Через полтора километра мы вступаем в безлюдный поселок под вопли какого-то человека. Он сидит на водонапорной бочке и страшно, истерично орет в нашу сторону. До него так далеко, что слов разобрать невозможно, но тон агрессивный.
Я готова ко всему, — если близкие товарищи могут стать волками тряпошными, то уж чего хорошего ждать от чужих людей?
Улицы в поселке широкие — даже в Тункинской долине мы не видели таких широких улиц. Дома по-кулацки добротные, крепкие, широкие. Заборы — тоже крепкие, почти везде глухие, только у некоторых домов есть палисаднички с цветами. Мы идем и идем, но так никого и не видим, на улицах безлюдно. Должен же здесь быть магазин?

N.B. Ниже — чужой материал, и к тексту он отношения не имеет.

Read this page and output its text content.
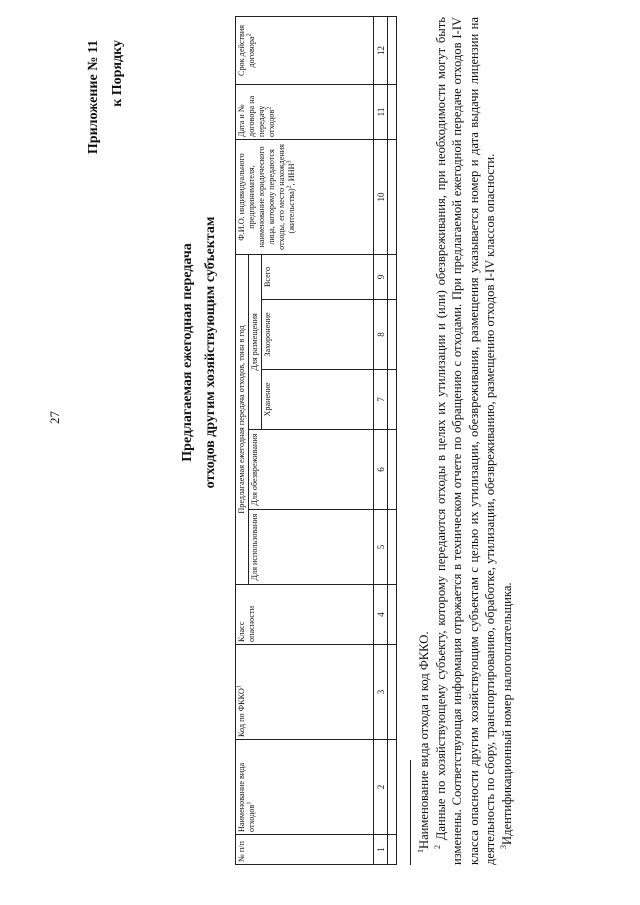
27
Приложение № 11 к Порядку
Предлагаемая ежегодная передача отходов другим хозяйствующим субъектам
№ п/п	Наименование вида отходов$^1$	Код по ФККО$^1$	Класс опасности	Предлагаемая ежегодная передача отходов, тонн в год					Ф.И.О. индивидуального предпринимателя, наименование юридического лица, которому передаются отходы, его место нахождения (жительства)$^2$, ИНН$^3$	Дата и № договора на передачу отходов$^2$	Срок действия договора$^2$
				Для использования	Для обезвреживания	Для размещения					
						Хранение	Захоронение	Всего			
1	2	3	4	5	6	7	8	9	10	11	12

$^1$Наименование вида отхода и код ФККО. $^2$ Данные по хозяйствующему субъекту, которому передаются отходы в целях их утилизации и (или) обезвреживания, при необходимости могут быть изменены. Соответствующая информация отражается в техническом отчете по обращению с отходами. При предлагаемой ежегодной передаче отходов I-IV класса опасности другим хозяйствующим субъектам с целью их утилизации, обезвреживания, размещения указывается номер и дата выдачи лицензии на деятельность по сбору, транспортированию, обработке, утилизации, обезвреживанию, размещению отходов I-IV классов опасности. $^3$Идентификационный номер налогоплательщика.
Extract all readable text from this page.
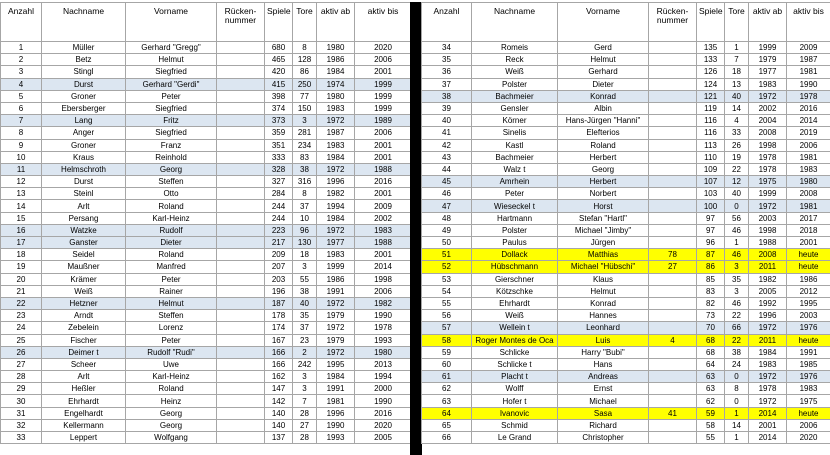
Anzahl	Nachname	Vorname	Rücken-
nummer	Spiele	Tore	aktiv ab	aktiv bis
1	Müller	Gerhard "Gregg"		680	8	1980	2020
2	Betz	Helmut		465	128	1986	2006
3	Stingl	Siegfried		420	86	1984	2001
4	Durst	Gerhard "Gerdi"		415	250	1974	1999
5	Groner	Peter		398	77	1980	1999
6	Ebersberger	Siegfried		374	150	1983	1999
7	Lang	Fritz		373	3	1972	1989
8	Anger	Siegfried		359	281	1987	2006
9	Groner	Franz		351	234	1983	2001
10	Kraus	Reinhold		333	83	1984	2001
11	Helmschroth	Georg		328	38	1972	1988
12	Durst	Steffen		327	316	1996	2016
13	Steinl	Otto		284	8	1982	2001
14	Arlt	Roland		244	37	1994	2009
15	Persang	Karl-Heinz		244	10	1984	2002
16	Watzke	Rudolf		223	96	1972	1983
17	Ganster	Dieter		217	130	1977	1988
18	Seidel	Roland		209	18	1983	2001
19	Maußner	Manfred		207	3	1999	2014
20	Krämer	Peter		203	55	1986	1998
21	Weiß	Rainer		196	38	1991	2006
22	Hetzner	Helmut		187	40	1972	1982
23	Arndt	Steffen		178	35	1979	1990
24	Zebelein	Lorenz		174	37	1972	1978
25	Fischer	Peter		167	23	1979	1993
26	Deimer t	Rudolf "Rudi"		166	2	1972	1980
27	Scheer	Uwe		166	242	1995	2013
28	Arlt	Karl-Heinz		162	3	1984	1994
29	Heßler	Roland		147	3	1991	2000
30	Ehrhardt	Heinz		142	7	1981	1990
31	Engelhardt	Georg		140	28	1996	2016
32	Kellermann	Georg		140	27	1990	2020
33	Leppert	Wolfgang		137	28	1993	2005
Anzahl	Nachname	Vorname	Rücken-
nummer	Spiele	Tore	aktiv ab	aktiv bis
34	Romeis	Gerd		135	1	1999	2009
35	Reck	Helmut		133	7	1979	1987
36	Weiß	Gerhard		126	18	1977	1981
37	Polster	Dieter		124	13	1983	1990
38	Bachmeier	Konrad		121	40	1972	1978
39	Gensler	Albin		119	14	2002	2016
40	Körner	Hans-Jürgen "Hanni"		116	4	2004	2014
41	Sinelis	Elefterios		116	33	2008	2019
42	Kastl	Roland		113	26	1998	2006
43	Bachmeier	Herbert		110	19	1978	1981
44	Walz t	Georg		109	22	1978	1983
45	Amrhein	Herbert		107	12	1975	1980
46	Peter	Norbert		103	40	1999	2008
47	Wieseckel t	Horst		100	0	1972	1981
48	Hartmann	Stefan "Hartl"		97	56	2003	2017
49	Polster	Michael "Jimby"		97	46	1998	2018
50	Paulus	Jürgen		96	1	1988	2001
51	Dollack	Matthias	78	87	46	2008	heute
52	Hübschmann	Michael "Hübschi"	27	86	3	2011	heute
53	Gierschner	Klaus		85	35	1982	1986
54	Kötzschke	Helmut		83	3	2005	2012
55	Ehrhardt	Konrad		82	46	1992	1995
56	Weiß	Hannes		73	22	1996	2003
57	Wellein t	Leonhard		70	66	1972	1976
58	Roger Montes de Oca	Luis	4	68	22	2011	heute
59	Schlicke	Harry "Bubi"		68	38	1984	1991
60	Schlicke t	Hans		64	24	1983	1985
61	Placht t	Andreas		63	0	1972	1976
62	Wolff	Ernst		63	8	1978	1983
63	Hofer t	Michael		62	0	1972	1975
64	Ivanovic	Sasa	41	59	1	2014	heute
65	Schmid	Richard		58	14	2001	2006
66	Le Grand	Christopher		55	1	2014	2020
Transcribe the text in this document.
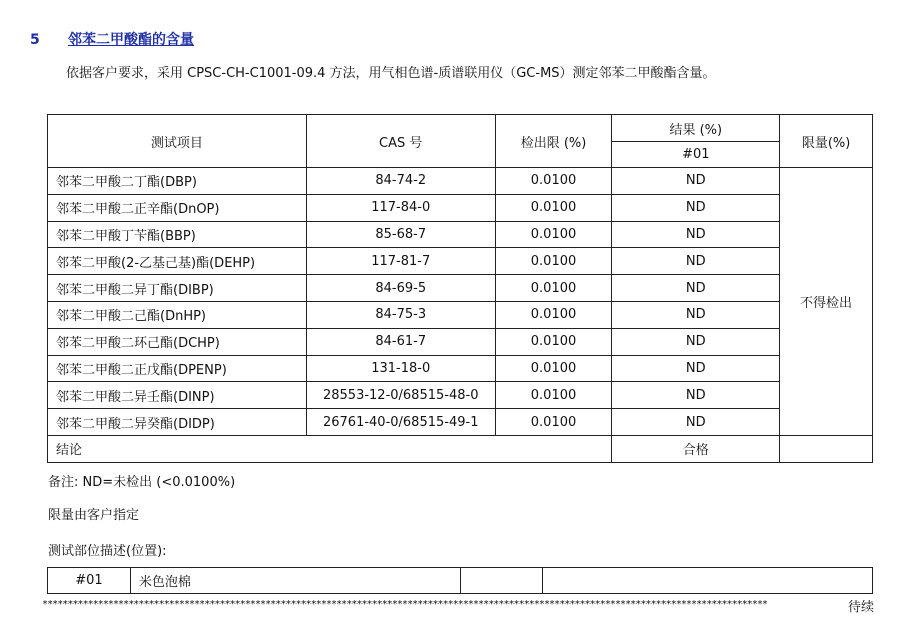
5 邻苯二甲酸酯的含量
依据客户要求，采用 CPSC-CH-C1001-09.4 方法，用气相色谱-质谱联用仪（GC-MS）测定邻苯二甲酸酯含量。
测试项目	CAS 号	检出限 (%)	结果 (%)	限量(%)
			#01	
邻苯二甲酸二丁酯(DBP)	84-74-2	0.0100	ND	不得检出
邻苯二甲酸二正辛酯(DnOP)	117-84-0	0.0100	ND	
邻苯二甲酸丁苄酯(BBP)	85-68-7	0.0100	ND	
邻苯二甲酸(2-乙基己基)酯(DEHP)	117-81-7	0.0100	ND	
邻苯二甲酸二异丁酯(DIBP)	84-69-5	0.0100	ND	
邻苯二甲酸二己酯(DnHP)	84-75-3	0.0100	ND	
邻苯二甲酸二环己酯(DCHP)	84-61-7	0.0100	ND	
邻苯二甲酸二正戊酯(DPENP)	131-18-0	0.0100	ND	
邻苯二甲酸二异壬酯(DINP)	28553-12-0/68515-48-0	0.0100	ND	
邻苯二甲酸二异癸酯(DIDP)	26761-40-0/68515-49-1	0.0100	ND	
结论			合格	
备注: ND=未检出 (<0.0100%)
限量由客户指定
测试部位描述(位置):
#01	米色泡棉		
***********************************************************************************************************************************************	待续
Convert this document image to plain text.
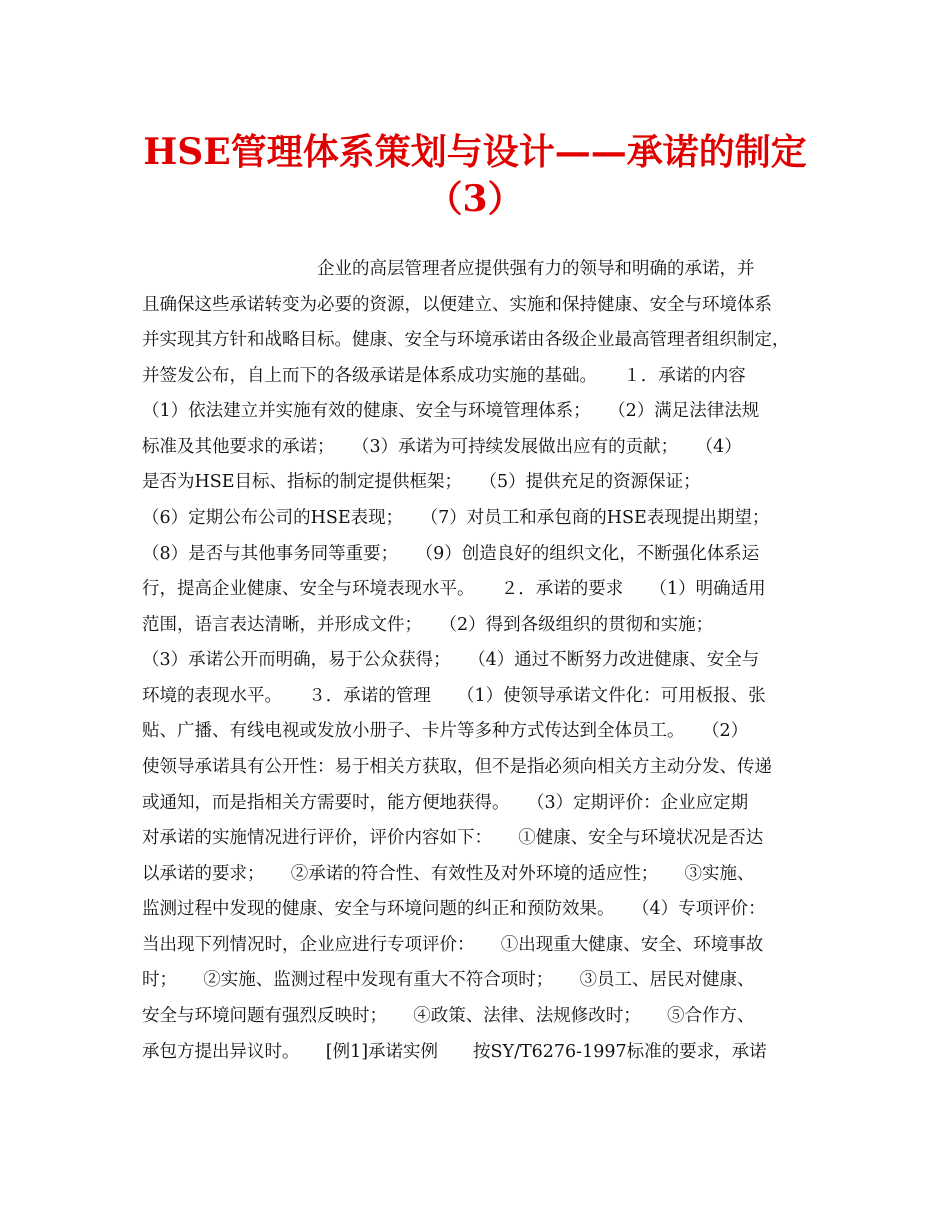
HSE管理体系策划与设计——承诺的制定
（3）
　　　　　　　　　　企业的高层管理者应提供强有力的领导和明确的承诺，并
且确保这些承诺转变为必要的资源，以便建立、实施和保持健康、安全与环境体系
并实现其方针和战略目标。健康、安全与环境承诺由各级企业最高管理者组织制定，
并签发公布，自上而下的各级承诺是体系成功实施的基础。　　１．承诺的内容
（1）依法建立并实施有效的健康、安全与环境管理体系；　　（2）满足法律法规
标准及其他要求的承诺；　　（3）承诺为可持续发展做出应有的贡献；　　（4）
是否为HSE目标、指标的制定提供框架；　　（5）提供充足的资源保证；
（6）定期公布公司的HSE表现；　　（7）对员工和承包商的HSE表现提出期望；
（8）是否与其他事务同等重要；　　（9）创造良好的组织文化，不断强化体系运
行，提高企业健康、安全与环境表现水平。　　２．承诺的要求　　（1）明确适用
范围，语言表达清晰，并形成文件；　　（2）得到各级组织的贯彻和实施；
（3）承诺公开而明确，易于公众获得；　　（4）通过不断努力改进健康、安全与
环境的表现水平。　　３．承诺的管理　　（1）使领导承诺文件化：可用板报、张
贴、广播、有线电视或发放小册子、卡片等多种方式传达到全体员工。　　（2）
使领导承诺具有公开性：易于相关方获取，但不是指必须向相关方主动分发、传递
或通知，而是指相关方需要时，能方便地获得。　　（3）定期评价：企业应定期
对承诺的实施情况进行评价，评价内容如下：　　①健康、安全与环境状况是否达
以承诺的要求；　　②承诺的符合性、有效性及对外环境的适应性；　　③实施、
监测过程中发现的健康、安全与环境问题的纠正和预防效果。　　（4）专项评价：
当出现下列情况时，企业应进行专项评价：　　①出现重大健康、安全、环境事故
时；　　②实施、监测过程中发现有重大不符合项时；　　③员工、居民对健康、
安全与环境问题有强烈反映时；　　④政策、法律、法规修改时；　　⑤合作方、
承包方提出异议时。　　[例1]承诺实例　　按SY/T6276-1997标准的要求，承诺
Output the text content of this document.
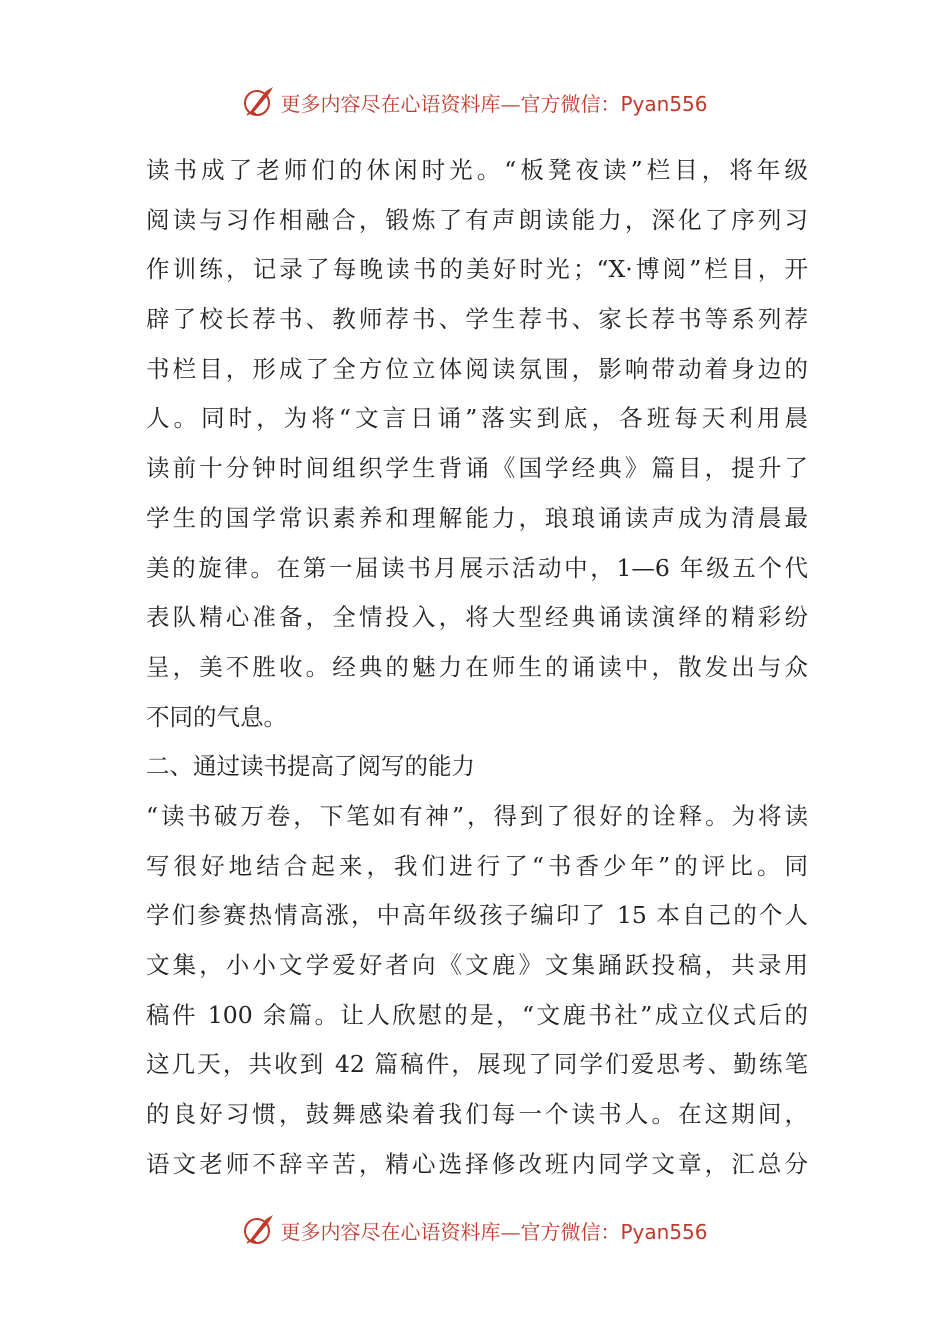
更多内容尽在心语资料库—官方微信：Pyan556
读书成了老师们的休闲时光。“板凳夜读”栏目，将年级
阅读与习作相融合，锻炼了有声朗读能力，深化了序列习
作训练，记录了每晚读书的美好时光；“X·博阅”栏目，开
辟了校长荐书、教师荐书、学生荐书、家长荐书等系列荐
书栏目，形成了全方位立体阅读氛围，影响带动着身边的
人。同时，为将“文言日诵”落实到底，各班每天利用晨
读前十分钟时间组织学生背诵《国学经典》篇目，提升了
学生的国学常识素养和理解能力，琅琅诵读声成为清晨最
美的旋律。在第一届读书月展示活动中，1—6 年级五个代
表队精心准备，全情投入，将大型经典诵读演绎的精彩纷
呈，美不胜收。经典的魅力在师生的诵读中，散发出与众
不同的气息。
二、通过读书提高了阅写的能力
“读书破万卷，下笔如有神”，得到了很好的诠释。为将读
写很好地结合起来，我们进行了“书香少年”的评比。同
学们参赛热情高涨，中高年级孩子编印了 15 本自己的个人
文集，小小文学爱好者向《文鹿》文集踊跃投稿，共录用
稿件 100 余篇。让人欣慰的是，“文鹿书社”成立仪式后的
这几天，共收到 42 篇稿件，展现了同学们爱思考、勤练笔
的良好习惯，鼓舞感染着我们每一个读书人。在这期间，
语文老师不辞辛苦，精心选择修改班内同学文章，汇总分
更多内容尽在心语资料库—官方微信：Pyan556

Если он закрыт, то должен же здесь жить продавец? Если его нет, то вообще здесь хоть что-нибудь должно же быть! Мы идем все дальше вглубь поселка и, наконец, видим деда на скамейке у ворот, дед курит трубку и равнодушно смотрит на нас, словно мимо его дома каждый день ходят одичавшие, почернелые люди в военной форме. У него такой равнодушный и отрешенный вид, что мы не решаемся заговорить и проходим мимо. Солнце садится. За поселком виднеются новые горы. Кажется, мы скоро его пройдем, но так и не нашли еще магазин. Больницу видели, а магазин — нет. Наконец, Алексей спрашивает у женщины в белом платке, где можно купить продуктов, к ней на помощь сразу приходит какой-то мальчишка, он показывает нам дорогу на центральную площадь поселка. Площадь довольно большая, вдоль нее стоят дома, самые разные — от сельсовета, с телевышкой и антенной, до столовой, которая сейчас закрыта. Мальчишка подводит нас к закрытой двери с окошечком. Раз есть такие меры безопасности, значит, здесь не безопасно, решаем мы. Дебелый, черноголовый мужик выглядывает из окошечка и спрашивает, что нам нужно. Его голова едва пролазит в отверстие. Он ставит нас своим вопросом в тупик. И в самом деле, что? Нас много, сил мало, с деньгами — не очень. Что брать? Мы берем каких-то консервов, крупу, макароны, соль, сахар, сигареты, шоколад, берем лапшу в пачках — от одной мысли о вкусе этой дешевой лапши, которая в обычное время на фиг никому не нужна, разве что с деньгами совсем туго, у меня слюной наполняется рот и в животе начинает урчать — она ведь со специями! Она соленая! Мужик расспрашивает, откуда мы, узнав, что мы пришли через сто десятый километр и сейчас торчим на Срамной, удивленно цокает языком. За его спиной — большая оббитая вагонкой комната со множеством стеллажей, он уходит туда, чтобы принести продукты. Мы распихиваем банки и пакеты по сумкам, Алексею достается самый тяжелый вещмешок. После недолгих раздумий я покупаю бутылку водки, я еще не знаю, зачем она мне, было бы что стоящее, может пригодилось бы, но пить водку — это даже в нашем положении слишком. Но я все равно её покупаю. Мы то и дело оглядываемся, чтобы к нам никто не подошел, мало ли… Правда, те люди, которых мы видим, не оправдывают рассказов дальнобойщиков — они спокойные, преисполненные чувства собственного достоинства. И на улице так чисто, как в городе не бывает, словно дворники каждый день ходят и подметают землю. Много местного населения.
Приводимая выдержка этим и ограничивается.